I'm sorry, but if I get a board that has serious cupping or a bow or such, shrugging it off as rough sawn is not going to happen. Rough sawn refers to the finish, not the straightness of the wood.

Chip Lindley
05-17-2010, 11:36 PM
Unless you specified dead-straight-flat, hand-picked lumber in your order to the supplier, you were at his mercy to select the boards to ship to you. Buying rough lumber sight unseen is kinda *iffy* at best. The most vocal and finicky buyer gets the best service. No doubt the supplier would accept returns, but you will probably pay the freight.

Select grade refers to boards with a certain amount of clear area on the best side of the board's surface. It has nothing to do with cup, bow or twist.

Rick Akl
05-18-2010, 12:26 AM
Just found this passage in the NHLA Rule Card:

"When grading rough sawn lumber, defects such as checks, stain, and warp are not considered if they will surface out at standard surfaced thickness (S2S)."

and from the rule book in the FAS section, which is referred to from the Selects section:


"61. Warp and cup shall not be admitted if sufficient to prevent the
entire board from surfacing two sides to standard thickness in
accordance with the rules for lumber surfaced two sides, except
that slightly cupped or warped pieces 12" and wider are admitted
if they can be ripped to produce two pieces each of which would
grade FAS and then not contain warp and cup which would
prevent the ripped pieces from surfacing two sides to standard
thickness in accordance with the rules for lumber surfaced two
sides. The exception as to pieces 12" and wider shall not apply
to contracts for lumber in special widths 10" and wider."


SO...

If the defects are so severe that it would require excessive thinning of the board then it would not cut the mustard.

Chip Lindley
05-18-2010, 2:50 AM
Rick, Thanks! That's new information for me. It sounds like your wood is within *Select* specifications after you joint and plane it. I buy *country* lumber that has been sawed and stored in barns, etc. I seldom buy anything better than No.1 Common for cabinet work from mills.
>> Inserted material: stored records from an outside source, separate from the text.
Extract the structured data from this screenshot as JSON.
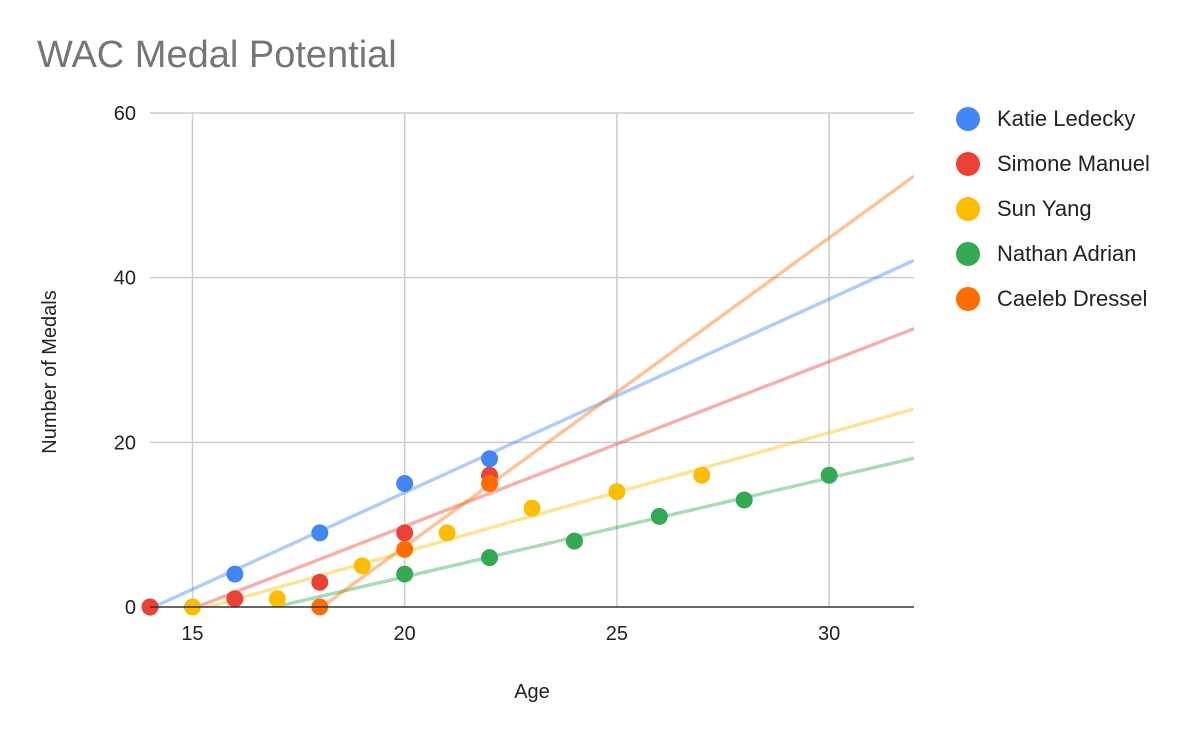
{
  "chart_data": {
    "type": "scatter",
    "title": "WAC Medal Potential",
    "xlabel": "Age",
    "ylabel": "Number of Medals",
    "xlim": [
      14,
      32
    ],
    "ylim": [
      0,
      60
    ],
    "x_ticks": [
      "15",
      "20",
      "25",
      "30"
    ],
    "y_ticks": [
      "0",
      "20",
      "40",
      "60"
    ],
    "grid": true,
    "trendlines": true,
    "legend_position": "right",
    "series": [
      {
        "name": "Katie Ledecky",
        "color": "#4285f4",
        "points": [
          [
            14,
            0
          ],
          [
            16,
            4
          ],
          [
            18,
            9
          ],
          [
            20,
            15
          ],
          [
            22,
            18
          ]
        ]
      },
      {
        "name": "Simone Manuel",
        "color": "#ea4335",
        "points": [
          [
            14,
            0
          ],
          [
            16,
            1
          ],
          [
            18,
            3
          ],
          [
            20,
            9
          ],
          [
            22,
            16
          ]
        ]
      },
      {
        "name": "Sun Yang",
        "color": "#fbbc04",
        "points": [
          [
            15,
            0
          ],
          [
            17,
            1
          ],
          [
            19,
            5
          ],
          [
            21,
            9
          ],
          [
            23,
            12
          ],
          [
            25,
            14
          ],
          [
            27,
            16
          ]
        ]
      },
      {
        "name": "Nathan Adrian",
        "color": "#34a853",
        "points": [
          [
            20,
            4
          ],
          [
            22,
            6
          ],
          [
            24,
            8
          ],
          [
            26,
            11
          ],
          [
            28,
            13
          ],
          [
            30,
            16
          ]
        ]
      },
      {
        "name": "Caeleb Dressel",
        "color": "#ff6d01",
        "points": [
          [
            18,
            0
          ],
          [
            20,
            7
          ],
          [
            22,
            15
          ]
        ]
      }
    ]
  }
}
Another thought: the seller had no control over moisture, heat or cold that may have affected your wood after it left his premises on the truck.

Brian Tymchak
05-18-2010, 12:33 PM
Agreed Rick, sounds like a moisture (or drying) issue.
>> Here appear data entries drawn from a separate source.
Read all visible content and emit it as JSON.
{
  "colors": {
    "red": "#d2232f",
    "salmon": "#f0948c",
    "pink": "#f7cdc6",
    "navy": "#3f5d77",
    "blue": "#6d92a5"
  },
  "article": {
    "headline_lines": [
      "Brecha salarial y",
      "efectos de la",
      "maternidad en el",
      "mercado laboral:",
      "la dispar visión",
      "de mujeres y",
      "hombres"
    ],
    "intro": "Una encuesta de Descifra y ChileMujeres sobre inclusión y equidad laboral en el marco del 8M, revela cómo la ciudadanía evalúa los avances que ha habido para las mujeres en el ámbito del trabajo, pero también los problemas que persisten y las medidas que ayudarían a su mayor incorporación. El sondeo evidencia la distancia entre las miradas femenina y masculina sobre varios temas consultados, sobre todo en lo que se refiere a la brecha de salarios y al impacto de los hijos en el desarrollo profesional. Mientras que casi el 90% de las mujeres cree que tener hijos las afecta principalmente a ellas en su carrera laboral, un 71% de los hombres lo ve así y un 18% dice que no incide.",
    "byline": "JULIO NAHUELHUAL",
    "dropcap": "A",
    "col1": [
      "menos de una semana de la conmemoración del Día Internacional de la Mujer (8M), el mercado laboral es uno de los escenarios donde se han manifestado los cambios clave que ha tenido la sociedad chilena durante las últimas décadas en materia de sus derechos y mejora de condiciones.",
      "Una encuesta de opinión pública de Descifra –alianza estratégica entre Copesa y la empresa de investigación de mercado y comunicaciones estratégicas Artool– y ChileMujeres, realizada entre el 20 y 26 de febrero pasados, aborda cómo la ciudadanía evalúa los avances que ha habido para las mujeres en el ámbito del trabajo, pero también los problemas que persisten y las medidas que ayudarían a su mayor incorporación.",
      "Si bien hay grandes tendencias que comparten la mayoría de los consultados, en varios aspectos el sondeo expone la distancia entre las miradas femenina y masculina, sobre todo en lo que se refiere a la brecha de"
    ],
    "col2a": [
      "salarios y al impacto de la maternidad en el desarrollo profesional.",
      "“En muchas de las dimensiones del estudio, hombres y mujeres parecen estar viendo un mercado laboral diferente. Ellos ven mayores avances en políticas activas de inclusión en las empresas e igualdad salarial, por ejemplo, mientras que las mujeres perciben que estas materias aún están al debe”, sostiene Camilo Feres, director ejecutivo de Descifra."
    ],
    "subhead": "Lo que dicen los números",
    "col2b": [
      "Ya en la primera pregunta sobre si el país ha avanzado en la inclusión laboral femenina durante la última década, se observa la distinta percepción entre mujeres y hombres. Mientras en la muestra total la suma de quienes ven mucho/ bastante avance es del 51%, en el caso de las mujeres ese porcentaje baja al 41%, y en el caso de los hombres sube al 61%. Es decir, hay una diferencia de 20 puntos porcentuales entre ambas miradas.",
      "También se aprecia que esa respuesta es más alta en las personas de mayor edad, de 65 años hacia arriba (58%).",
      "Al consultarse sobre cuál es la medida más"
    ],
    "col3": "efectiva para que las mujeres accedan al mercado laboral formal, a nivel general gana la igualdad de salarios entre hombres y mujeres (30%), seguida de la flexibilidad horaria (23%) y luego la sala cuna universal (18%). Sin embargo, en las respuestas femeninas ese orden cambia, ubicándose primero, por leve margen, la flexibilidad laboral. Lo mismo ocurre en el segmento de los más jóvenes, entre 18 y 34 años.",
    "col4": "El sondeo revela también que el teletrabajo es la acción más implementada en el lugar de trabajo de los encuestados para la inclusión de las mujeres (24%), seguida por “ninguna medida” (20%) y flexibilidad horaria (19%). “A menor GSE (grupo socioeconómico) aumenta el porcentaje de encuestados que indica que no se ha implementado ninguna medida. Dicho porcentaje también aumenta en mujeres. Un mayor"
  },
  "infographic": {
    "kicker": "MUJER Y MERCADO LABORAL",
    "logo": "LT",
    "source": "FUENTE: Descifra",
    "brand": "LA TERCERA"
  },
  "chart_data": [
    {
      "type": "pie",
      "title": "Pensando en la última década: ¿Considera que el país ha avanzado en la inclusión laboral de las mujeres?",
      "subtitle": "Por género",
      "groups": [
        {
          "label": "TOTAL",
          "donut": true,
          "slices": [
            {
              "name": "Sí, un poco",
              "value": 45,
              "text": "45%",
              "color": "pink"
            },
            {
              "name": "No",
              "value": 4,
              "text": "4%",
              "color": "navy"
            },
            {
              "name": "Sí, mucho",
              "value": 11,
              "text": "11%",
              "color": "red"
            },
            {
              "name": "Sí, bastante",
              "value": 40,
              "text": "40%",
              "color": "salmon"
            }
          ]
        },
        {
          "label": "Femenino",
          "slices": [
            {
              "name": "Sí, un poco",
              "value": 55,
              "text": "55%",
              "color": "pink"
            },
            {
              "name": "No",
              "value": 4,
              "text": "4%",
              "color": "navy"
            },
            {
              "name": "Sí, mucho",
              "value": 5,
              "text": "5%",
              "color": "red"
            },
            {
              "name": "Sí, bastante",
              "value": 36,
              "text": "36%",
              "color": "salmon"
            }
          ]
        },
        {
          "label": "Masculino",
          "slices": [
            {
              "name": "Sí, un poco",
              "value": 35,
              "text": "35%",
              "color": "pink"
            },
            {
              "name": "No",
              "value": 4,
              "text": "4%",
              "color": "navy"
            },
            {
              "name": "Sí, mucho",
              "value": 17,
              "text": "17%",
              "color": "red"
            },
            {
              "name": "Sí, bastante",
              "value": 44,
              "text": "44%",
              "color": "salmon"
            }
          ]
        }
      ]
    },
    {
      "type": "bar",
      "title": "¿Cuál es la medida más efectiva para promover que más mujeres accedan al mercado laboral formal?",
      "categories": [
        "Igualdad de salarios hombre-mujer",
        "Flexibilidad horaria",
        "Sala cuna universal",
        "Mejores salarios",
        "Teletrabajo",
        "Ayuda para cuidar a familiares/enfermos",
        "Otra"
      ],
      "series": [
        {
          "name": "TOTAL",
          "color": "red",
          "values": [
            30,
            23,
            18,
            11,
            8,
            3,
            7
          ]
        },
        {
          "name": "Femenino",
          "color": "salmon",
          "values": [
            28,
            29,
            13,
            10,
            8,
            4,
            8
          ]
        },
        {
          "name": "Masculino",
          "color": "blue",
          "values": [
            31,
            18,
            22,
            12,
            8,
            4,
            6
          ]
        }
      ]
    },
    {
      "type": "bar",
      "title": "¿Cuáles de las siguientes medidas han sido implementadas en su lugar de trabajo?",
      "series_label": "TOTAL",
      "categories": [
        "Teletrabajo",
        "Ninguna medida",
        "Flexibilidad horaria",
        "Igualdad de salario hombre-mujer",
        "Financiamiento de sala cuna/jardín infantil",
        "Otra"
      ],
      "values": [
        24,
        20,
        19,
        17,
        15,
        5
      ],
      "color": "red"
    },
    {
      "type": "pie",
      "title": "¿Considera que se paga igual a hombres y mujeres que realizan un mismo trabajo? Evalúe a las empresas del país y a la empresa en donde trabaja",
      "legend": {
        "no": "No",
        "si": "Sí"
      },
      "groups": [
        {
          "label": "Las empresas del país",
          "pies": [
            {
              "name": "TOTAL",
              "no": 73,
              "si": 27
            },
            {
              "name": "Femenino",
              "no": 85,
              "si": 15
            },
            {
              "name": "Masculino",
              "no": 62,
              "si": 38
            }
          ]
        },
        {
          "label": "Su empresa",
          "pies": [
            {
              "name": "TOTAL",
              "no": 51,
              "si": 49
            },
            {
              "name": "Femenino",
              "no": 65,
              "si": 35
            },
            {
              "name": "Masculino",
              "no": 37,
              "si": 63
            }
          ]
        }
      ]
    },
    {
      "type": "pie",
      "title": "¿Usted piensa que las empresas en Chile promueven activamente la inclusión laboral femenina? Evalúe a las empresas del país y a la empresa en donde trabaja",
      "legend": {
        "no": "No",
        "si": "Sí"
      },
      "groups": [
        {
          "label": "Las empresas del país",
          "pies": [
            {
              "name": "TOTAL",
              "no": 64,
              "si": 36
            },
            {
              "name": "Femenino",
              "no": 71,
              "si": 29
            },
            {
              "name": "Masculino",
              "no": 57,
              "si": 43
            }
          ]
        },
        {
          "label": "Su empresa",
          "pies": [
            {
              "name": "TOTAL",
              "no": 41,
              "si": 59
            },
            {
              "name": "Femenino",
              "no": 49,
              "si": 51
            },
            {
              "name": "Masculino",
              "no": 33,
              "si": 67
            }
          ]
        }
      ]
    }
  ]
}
My first thought as well. If it is severely cupped, etc., I would also consider that the wood may be case-hardened and will wig out on you when you rip it.

Brian

Rick Akl
05-18-2010, 1:47 PM
I quit dilly dallying and ordered a j-2000 that was on sale for $208. Come Friday we'll see how uniform it is.

Howard Acheson
05-18-2010, 4:06 PM
>>>>> and the cupping is either better than I remembered it or it straightened out a little bit.

Remember, the wood was shipped to you. It was obviously in some other somewhat different environment where it had acclimated. During shipping, it was again obviously in a different environment and wood will move when it finds itself in a new place.

Stack and sticker your wood for a few weeks and it will probably flatten out.

Peter Quinn
05-18-2010, 8:14 PM
Hard maple is not the most stable of species. I have never seen 8/4 that wasn't cupped, and rarely is it very flat over its length after drying. I have turned a 2000BF pack of lumber looking for a few passage door stiles, something I could flatten over 80"-96" of length, and still come up empty or short. Unless they sent you some real twisted bananas, its probably standard fare. If you are making something that needs to be very flat over a great length and at a specific width, like door stiles for instance, and you are ordering by mail, you must be very specific of your needs and develop a strong relationship with the supplier picking the lumber.

Lumber grading relies a lot on the judgement of others, where as wood working relies primarily on the judgement of the individual working the wood. This is why I prefer to purchase wood in person if at all possible, as the general grade can be way too vague for certain projects.